The Republican Party's platform formally endorses laws requiring voters to show identification when they cast ballots.
The new provision inserts the national party into a contentious debate over voter access at a time when several states are tightening identification requirements.
The party platform, adopted unanimously by delegates in Cleveland on Monday, goes farther than language that had been included in earlier years. The party "support[s] legislation to require proof of citizenship when registering to vote and secure photo ID when voting," the document reads.
Four years ago, the GOP platform "applaud[ed] legislation to require photo identification for voting and to prevent election fraud."
The stronger language comes ahead of a presidential election in which 12 states — including swing states like Wisconsin, New Hampshire, North Carolina and Virginia — will enforce voter identification laws for the first time.
"This is part of a broader move to curtail voting rights, which began after the 2010 election, when state lawmakers nationwide started introducing hundreds of harsh measures making it harder to vote," wrote the Brennan Center for Justice, which opposes many of the new laws.
Thirty-three states will require voters to show proof of identification in November, according to the National Conference of State Legislatures. The laws vary widely by state: In Texas, a state with one of the stricter requirements, voters must show one of six types of government-issued photo identifications, ranging from a passport to a license to carry a concealed handgun.
In Delaware, voters are asked to show documents ranging from a photo identification to a utility bill or paycheck; someone without proof of identity may still cast a ballot if he or she signs an affidavit affirming their identity.
The debate over laws requiring voters to show identification has deepened along partisan lines in recent years, after Republicans claimed control of a record number of state legislative chambers after the 2010 and 2014 elections. Democrats, who say identification laws disproportionally impact low-income, minority and elderly voters, have sued over newly restrictive laws in states like North Carolina, Virginia and Texas.
Republicans say the laws help ensure the integrity of elections, though no cases of widespread voter fraud have come to light in recent years.
The 2016 Republican platform also encourages states to join the Interstate Voter Registration Cross Check Program, a pilot plan run by Kansas Secretary of State Kris Kobach (R). The program cross-references voter rolls among its 28 member states, looking for identical names and date-of-birth matches to eliminate any duplicates.

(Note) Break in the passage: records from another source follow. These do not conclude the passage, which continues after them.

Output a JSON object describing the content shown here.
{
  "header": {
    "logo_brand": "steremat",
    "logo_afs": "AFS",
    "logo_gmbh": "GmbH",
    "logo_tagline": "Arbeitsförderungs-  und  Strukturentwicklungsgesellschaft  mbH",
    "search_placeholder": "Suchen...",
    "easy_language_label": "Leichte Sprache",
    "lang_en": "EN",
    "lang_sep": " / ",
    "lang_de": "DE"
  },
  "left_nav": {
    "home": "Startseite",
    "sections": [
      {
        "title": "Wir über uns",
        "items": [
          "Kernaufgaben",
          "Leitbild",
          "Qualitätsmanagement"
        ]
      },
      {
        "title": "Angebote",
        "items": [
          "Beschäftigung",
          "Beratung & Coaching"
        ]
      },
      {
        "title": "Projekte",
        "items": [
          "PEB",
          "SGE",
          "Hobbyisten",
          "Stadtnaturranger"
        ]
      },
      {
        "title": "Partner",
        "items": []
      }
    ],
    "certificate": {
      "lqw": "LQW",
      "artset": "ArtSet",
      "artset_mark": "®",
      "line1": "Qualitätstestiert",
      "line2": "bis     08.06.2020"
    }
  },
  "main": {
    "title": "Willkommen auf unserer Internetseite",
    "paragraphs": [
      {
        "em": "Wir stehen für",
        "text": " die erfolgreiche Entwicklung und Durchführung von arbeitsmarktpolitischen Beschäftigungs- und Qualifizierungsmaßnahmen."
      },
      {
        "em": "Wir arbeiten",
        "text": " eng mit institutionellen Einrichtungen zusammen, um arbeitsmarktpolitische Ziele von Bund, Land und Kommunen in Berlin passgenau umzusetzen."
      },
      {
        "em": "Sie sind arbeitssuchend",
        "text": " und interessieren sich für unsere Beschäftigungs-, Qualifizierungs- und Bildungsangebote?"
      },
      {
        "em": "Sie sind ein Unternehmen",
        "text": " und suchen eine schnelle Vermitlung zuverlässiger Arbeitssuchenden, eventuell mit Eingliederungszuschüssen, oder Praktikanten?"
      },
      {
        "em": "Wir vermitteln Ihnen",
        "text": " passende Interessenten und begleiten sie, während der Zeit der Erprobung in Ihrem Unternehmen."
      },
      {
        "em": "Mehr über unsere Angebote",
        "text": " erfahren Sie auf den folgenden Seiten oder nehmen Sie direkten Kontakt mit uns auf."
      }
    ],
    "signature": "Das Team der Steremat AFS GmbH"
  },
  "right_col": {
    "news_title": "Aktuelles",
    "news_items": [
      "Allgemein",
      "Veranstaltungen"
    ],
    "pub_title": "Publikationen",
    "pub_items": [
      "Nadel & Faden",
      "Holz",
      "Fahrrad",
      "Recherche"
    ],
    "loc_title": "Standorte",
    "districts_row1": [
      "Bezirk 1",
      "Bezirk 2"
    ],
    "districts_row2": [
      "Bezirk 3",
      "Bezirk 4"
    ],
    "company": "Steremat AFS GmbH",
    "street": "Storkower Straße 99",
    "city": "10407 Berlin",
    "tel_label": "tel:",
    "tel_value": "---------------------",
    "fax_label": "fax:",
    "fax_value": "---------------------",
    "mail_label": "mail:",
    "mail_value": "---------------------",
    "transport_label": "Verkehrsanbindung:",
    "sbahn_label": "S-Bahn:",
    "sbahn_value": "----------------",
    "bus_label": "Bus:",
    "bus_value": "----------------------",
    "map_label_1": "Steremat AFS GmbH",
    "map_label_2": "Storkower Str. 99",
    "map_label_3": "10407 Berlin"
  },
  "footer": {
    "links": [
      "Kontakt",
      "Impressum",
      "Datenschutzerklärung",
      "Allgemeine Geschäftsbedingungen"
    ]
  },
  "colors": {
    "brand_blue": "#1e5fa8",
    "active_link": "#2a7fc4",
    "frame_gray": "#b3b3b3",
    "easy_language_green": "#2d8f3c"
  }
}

That program came under fire in 2013, however, when Virginia's state Board of Elections used it to remove tens of thousands of names from its rolls.
Kobach, perhaps the GOP's leading voice defending voter identification laws, was a member of the Republican Platform Committee in 2016. Kobach's office is currently embroiled in a legal fight with the Department of Justice over a Kansas law requiring voters to show proof of citizenship when they vote; the law could prevent an estimated 17,000 Kansas voters from casting ballots in local elections, even though they could still vote in federal races.
The Republican platform says the party "strongly oppose[s] litigation against states exercising their sovereign authority to enact" laws requiring both proof of citizenship and voter identification.
A draft of the Democratic Party's proposed platform, on which delegates will vote next week in Philadelphia, calls for overturning voter identification laws and reinstating "the full protections of the Voting Rights Act," portions of which the Supreme Court struck down in 2015.
"[W]e will continue to fight against discriminatory voter identification laws, which disproportionately burden young voters, diverse communities, people of color, low-income families, people with disabilities, the elderly, and women," the draft says. "Republicans have enacted various voter suppression tactics from Ohio to Florida, and while some Federal Courts have found that these measures go too far, Democrats will continue to fight these laws to preserve the fundamental right to vote."
Not all voting rights issues have broken down strictly along partisan lines. Four states — liberal Vermont, Oregon and California and conservative West Virginia — have passed measures in recent years that automatically register eligible citizens to vote. In those states, voting rolls have swelled ahead of November's elections; in California, where Gov. Jerry Brown (D) signed automatic registration into law last year, voter rolls jumped by more than 600,000 in just the first few months of 2016.